Compared with the developed Mn ⁴⁺ -doped composite fluoride A ₂ XF ₆ :Mn ⁴⁺ red light material, the present invention only needs 3 kinds of raw materials: K ₂ MnF ₆ , HF and NaF, and does not need tetravalent metal raw materials , so the raw materials are simple, and the whole synthesis process is carried out at room temperature, which can be mass-produced.
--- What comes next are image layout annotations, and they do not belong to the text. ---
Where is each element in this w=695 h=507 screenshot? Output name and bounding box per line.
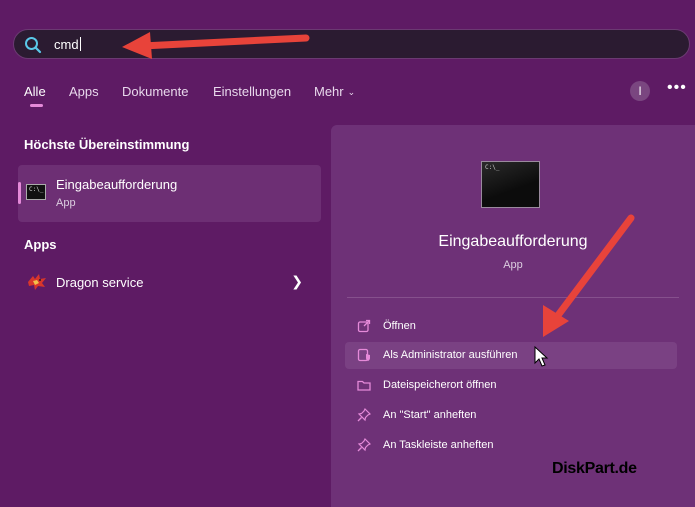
watermark: DiskPart.de [552,460,637,477]
arrow-to-admin-icon [543,214,635,337]
annotation-overlay [122,32,635,367]
mouse-cursor-icon [534,345,549,367]
arrow-to-search-icon [122,32,310,59]
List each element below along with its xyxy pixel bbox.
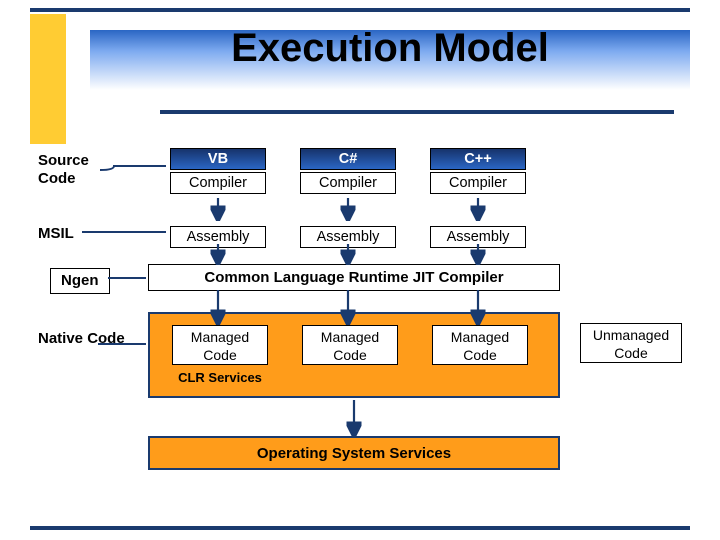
- label-native-code: Native Code: [38, 330, 125, 348]
- title-banner: Execution Model: [90, 30, 690, 90]
- top-divider: [30, 8, 690, 12]
- assembly-2: Assembly: [300, 226, 396, 248]
- compiler-vb: Compiler: [170, 172, 266, 194]
- compiler-csharp: Compiler: [300, 172, 396, 194]
- jit-compiler-box: Common Language Runtime JIT Compiler: [148, 264, 560, 291]
- clr-services-label: CLR Services: [172, 370, 268, 385]
- os-services-label: Operating System Services: [257, 445, 451, 462]
- native-code-container: ManagedCode ManagedCode ManagedCode CLR …: [148, 312, 560, 398]
- bottom-divider: [30, 526, 690, 530]
- row-assemblies: Assembly Assembly Assembly: [148, 226, 688, 254]
- unmanaged-code-box: UnmanagedCode: [580, 323, 682, 363]
- label-source-code: Source Code: [38, 152, 128, 188]
- lang-csharp: C#: [300, 148, 396, 170]
- slide: Execution Model Source Code MSIL Ngen Na…: [0, 0, 720, 540]
- assembly-1: Assembly: [170, 226, 266, 248]
- managed-code-3: ManagedCode: [432, 325, 528, 365]
- label-msil: MSIL: [38, 225, 74, 243]
- accent-bar: [30, 14, 66, 144]
- managed-code-1: ManagedCode: [172, 325, 268, 365]
- os-services-box: Operating System Services: [148, 436, 560, 470]
- managed-code-2: ManagedCode: [302, 325, 398, 365]
- label-ngen: Ngen: [50, 268, 110, 294]
- lang-vb: VB: [170, 148, 266, 170]
- row-compilers: Compiler Compiler Compiler: [148, 172, 688, 200]
- title-underline: [160, 110, 674, 114]
- lang-cpp: C++: [430, 148, 526, 170]
- compiler-cpp: Compiler: [430, 172, 526, 194]
- assembly-3: Assembly: [430, 226, 526, 248]
- page-title: Execution Model: [231, 26, 549, 71]
- diagram-stage: VB C# C++ Compiler Compiler Compiler Ass…: [148, 148, 688, 232]
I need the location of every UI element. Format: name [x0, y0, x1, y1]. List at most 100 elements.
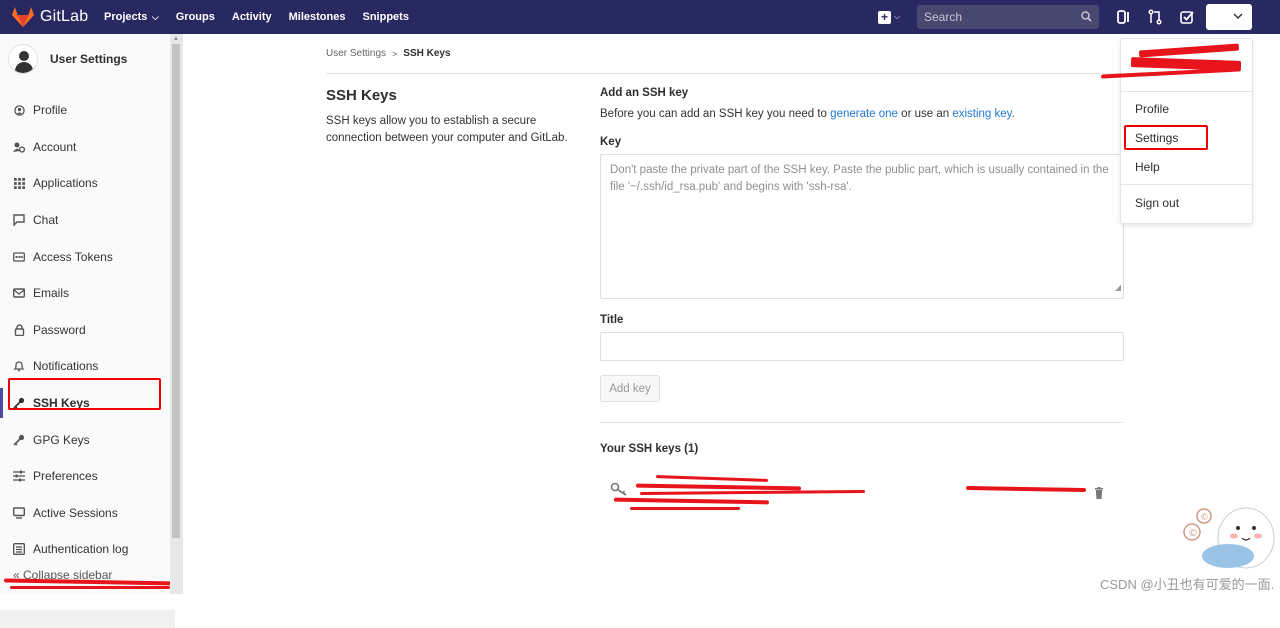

Because the material does not contain rare earths, the whole preparation process is carried out in the air, without avoiding water and oxygen, and without high-temperature sintering. Therefore, the cost is much lower than that of commercial nitride red powder.

Claims (8)

1. A kind of Mn ⁴⁺ doped hydrogen fluoride nano-red light material, it is characterized in that: this material is with NaHF ₂ as matrix, with Mn ⁴⁺ as luminescent center, chemical composition is NaHF ₂ :Mn ⁴⁺ , Mn ⁴⁺ The molar doping concentration is 0.1% to 1.0% of NaHF ₂ ; Mn ⁴⁺ partially replaces Na ⁺ and H ⁺ , and forms negative electron holes to keep the charges in the crystal neutral. 2. The Mn ⁴⁺ doped hydrogen fluoride nano-red light material according to claim 1, characterized in that: the molar doping concentration of the Mn ⁴⁺ is 0.4%-0.6% of that of NaHF ₂ . 3. The Mn ⁴⁺ doped hydrogen fluoride nano-red light material according to claim 1, characterized in that: the hydrogen fluoride nano-red light material is a white powder with uniform light emission, the maximum excitation wavelength is in the blue light region, and the emission wavelength is in the red light region. Region; the color coordinates of the emitted light are located at: x=0.66, y=0.33, very close to the color coordinates of CIE standard red light. 4. The preparation method of Mn ⁴⁺ doped hydrogen fluoride nano-red light material according to claim 1, characterized in that: K ₂ MnF ₆ solid is dissolved in HF aqueous solution, NaF solid is added, deionized water is added, and stirred at normal temperature React for 0.5-2 hours, filter with suction, and dry naturally at room temperature to obtain the white powder target material; the molar ratio of K ₂ MnF ₆ to NaF is 0.001-0.09:1. 5. The preparation method of Mn ⁴⁺ doped hydrogen fluoride nano-red light material according to claim 4, characterized in that: the mass concentration of the HF solution is 40%. 6. The preparation method of Mn ⁴⁺ doped hydrogen fluoride nano-red light material according to claim 5, characterized in that the amount of HF aqueous solution added per 0.01-0.1 mol of NaF is 15-30 mL. 7. The preparation method of Mn ⁴⁺ doped hydrogen fluoride nano-red light material according to claim 4, characterized in that: the reaction time is 1-2 hours. 8. The preparation method of Mn ⁴⁺ doped hydrogen fluoride nano-red light material according to claim 4, characterized in that: the deionized water added per 0.01-0.1mol NaF is 10-25mL.